Unfortunately, there is a high risk this year that young voters will be even less inclined to turn up. In their eyes politics has become a compendium of things they detest - dishonesty, cheating and hypocrisy, to name a few. They dislike being patronised. They dislike being fobbed off with a smirk. And they really, really dislike bullying.
So when it comes to politics, they're all, like, "Talk to the hand."
For National and Labour, it's really not worth making the effort to win young hearts. They must know they've had their chance and blown it.
The Internet-Mana party, however, has made it a priority to win over young people, and that sector is over-represented at its surprisingly well-attended meetings.
The Kim Dotcom charisma is one reason.
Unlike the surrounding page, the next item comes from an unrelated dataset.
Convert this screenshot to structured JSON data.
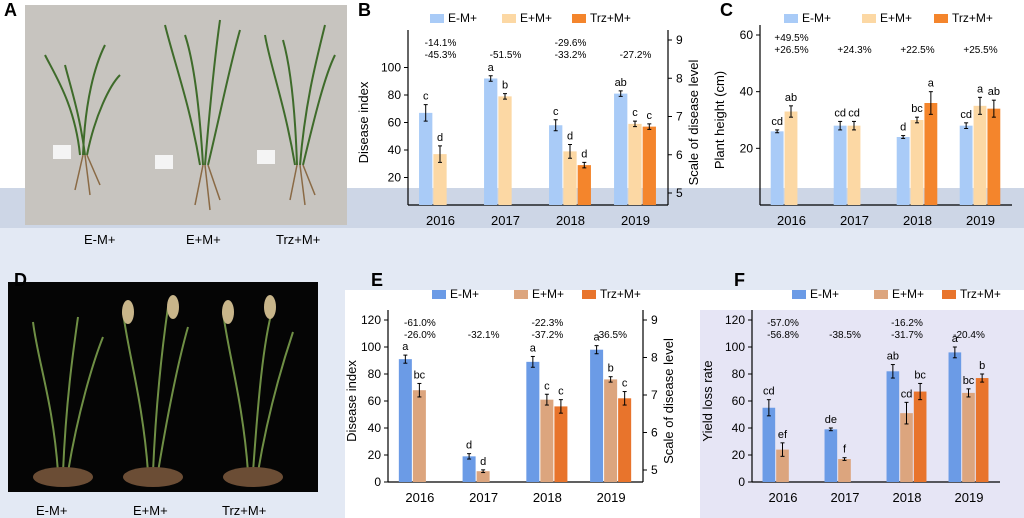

The young were already well-disposed towards him because he had made their online lives easier. But they are not just turning up to be in the presence of the Modern Warfare 3 champion.
In their minds, if he has got into politics there must be something to it, so they will go along to a meeting in that least cyber of spaces - a hall - to find out what.
It's a classic bait and switch. Get them in with Dotcom, lock the doors and submit them to Laila and Hone.
Once they have the young ones at their mercy, those canny old operatives identify the unregistered voters and sign them up.
Who'd have thought this ragtag bunch of misfits would turn out to be the party with the well-oiled machine?
Kim Dotcom may have provided the oil but it's worth noting Harre and Harawira have just the one sugar daddy while, in theory, Act and National, at least, have access to platoons of plutocrats.
This is also the first election where consumption of social media is widespread enough to make a difference.
Whereas the major parties are bothering their followers on Facebook and Twitter - or, in New Zealand First's case, on Myspace and Bebo - the kids are learning about how the world works on Vice and talking about it on reddit.
It's old people who use social media to gossip and share the wacky memes. For young people, those media are windows on to alternative views of the world and what they see is making them more interested in politics.
They may ossify into tribal voters, sticking to a party line through their lives, but at the moment they're open to all options. Their votes are there to be had and Internet-Mana is happy - and smart enough - to have them.